Regardless of the frost susceptibility of the various soil groups, two conditions must be present simultaneously before frost action will be a consideration – a source of water during the freezing period and a sufficient period of the freezing temperature to penetrate the ground.In general silts and clays (ML, CL, OL) are more susceptible to freezing (as they contain moisture). Well drained granular soils are less susceptible to freezing and creating foundation problems.

Due to drainage Characteristics

The drainage characteristics of soils are a direct reflection of their permeability. The presence of moisture in base, sub-base and sub-grade materials may cause the development of pore water pressure and loss of strength.The gravelly and sandy soils with little or no fines (GW, GP, SW, SP) have excellent drainage characteristics.Fine grained soils and highly organic soils have poor drainage characteristics.

Compaction:

The sheepsfoot and rubber tired rollers are common pieces of equipment used to compact soils. Some advantage is claimed for the sheepsfoot roller in that it leaves a rough surface that affords better bond between layers.Granular soils consisting of well graded materials (GW, SW) furnish better compaction results than the poorly graded soils (GP, SP).

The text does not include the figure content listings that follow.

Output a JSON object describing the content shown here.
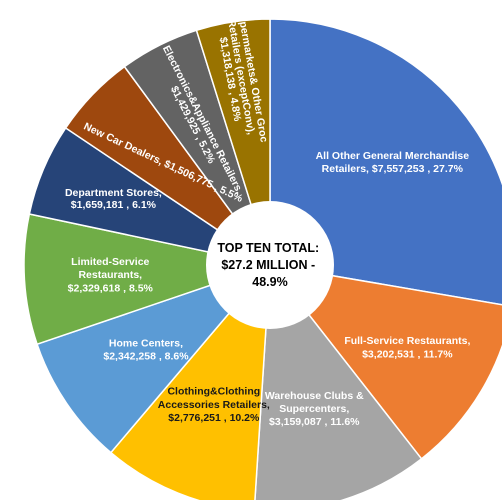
{
  "chart_data": {
    "type": "pie",
    "style": "donut",
    "center_text": [
      "TOP TEN TOTAL:",
      "$27.2 MILLION -",
      "48.9%"
    ],
    "slices": [
      {
        "label": [
          "All Other General Merchandise",
          "Retailers, $7,557,253 , 27.7%"
        ],
        "value": 7557253,
        "percent": 27.7,
        "color": "#4472C4",
        "label_color": "#ffffff"
      },
      {
        "label": [
          "Full-Service Restaurants,",
          "$3,202,531 , 11.7%"
        ],
        "value": 3202531,
        "percent": 11.7,
        "color": "#ED7D31",
        "label_color": "#ffffff"
      },
      {
        "label": [
          "Warehouse Clubs &",
          "Supercenters,",
          "$3,159,087 , 11.6%"
        ],
        "value": 3159087,
        "percent": 11.6,
        "color": "#A5A5A5",
        "label_color": "#ffffff"
      },
      {
        "label": [
          "Clothing&Clothing",
          "Accessories Retailers,",
          "$2,776,251 , 10.2%"
        ],
        "value": 2776251,
        "percent": 10.2,
        "color": "#FFC000",
        "label_color": "#1a1a1a"
      },
      {
        "label": [
          "Home Centers,",
          "$2,342,258 , 8.6%"
        ],
        "value": 2342258,
        "percent": 8.6,
        "color": "#5B9BD5",
        "label_color": "#ffffff"
      },
      {
        "label": [
          "Limited-Service",
          "Restaurants,",
          "$2,329,618 , 8.5%"
        ],
        "value": 2329618,
        "percent": 8.5,
        "color": "#70AD47",
        "label_color": "#ffffff"
      },
      {
        "label": [
          "Department Stores,",
          "$1,659,181 , 6.1%"
        ],
        "value": 1659181,
        "percent": 6.1,
        "color": "#264478",
        "label_color": "#ffffff"
      },
      {
        "label": [
          "New Car Dealers, $1,506,775 , 5.5%"
        ],
        "value": 1506775,
        "percent": 5.5,
        "color": "#9E480E",
        "label_color": "#ffffff"
      },
      {
        "label": [
          "Electronics&Appliance Retailers,",
          "$1,429,925 , 5.2%"
        ],
        "value": 1429925,
        "percent": 5.2,
        "color": "#636363",
        "label_color": "#ffffff"
      },
      {
        "label": [
          "Supermarkets& Other Groc",
          "Retailers (exceptConv),",
          "$1,318,138 , 4.8%"
        ],
        "value": 1318138,
        "percent": 4.8,
        "color": "#997300",
        "label_color": "#ffffff"
      }
    ]
  }
}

Fine grained soils can also be compacted.

For most construction projects of any magnitude, it is highly desirable to investigate the compaction characteristics of the soil be means of a field test section.Suitability of soils for foundations depends primarily on the strength, cohesion and consolidation characteristic of the soils. The type of structure, load and its use will largely govern the adaptability of a soil as a satisfactory foundation material.A soil might be entirely satisfactory for one type of construction but might require special treatment for other building.In general, gravel and gravely soils (GW, GP, GM, GC) have good bearing capacity and undergo little consolidation under load.Well graded sands (SW) usually also have good bearing capacity.Poorly graded sands and silty sands (SP, SM) have variable capacity based on their density.Some soils containing silts and clays (ML, CL, OL) are subject to liquefaction and may have poor bearing capacity and large settlements when subject to loads. Of the fine grained soil group CL is probably the better for foundations.Organic soils (OL and OH ) and highly organic soils (Pt) have poor bearing capacity and usually exhibit large settlement under load.

Foundations:

For most of the fine grained soils (containing silt and clays) it might be sufficient to use simple spread footings, it is largely depending on the magnitude of the load. The location of the foundations in relation to the soil (need to be aware of foundation walls and hydrostatic pressure as moisture is present in the soil).If the soil is poor and structure loads are relatively heavy, then alternate methods are required.Pile foundations might be required in some cases where fine cohesive silt and clay soil is present. (CH, OH).Sometimes it might be desirable and economically feasible to over excavate remove such soils that are not of bearing capacity; can remove compact and fill back or import other engineered soil.The geotechnical engineer based on borings will recommend suitable foundations systems or alternative solutions, also beating capacity, minimum depths, and special design or construction procedures might be established.Safe bearing capacity of soil equals to the ultimate bearing capacity divided by a safety factor (usually 2-4). ultimate bearing capacity is defined as the maximum unit pressure a soil can sustain without permitting large amounts of settlements.Bedrock has the highest safe bearing capacity.Well graded gravel and sand that are confined and drained have a safe bearing capacity of 3,000 – 12,000 PSF.Silts and clays have lower safe bearing capacity of 1,000 – 4,000 PSF.

Role of Foundations:

1. Transfer the building load to the ground.

2. Anchor building against wind and seismic load.

3. Isolate building from frost heaving.

4. Isolate building from expansive soils.

5. Holds building up from moisture.

6. Provide living spaces (basement, storage).

7. Houses mechanical systems.

Foundation configurations are: Slab on Grade, Crawl Space, and Basement.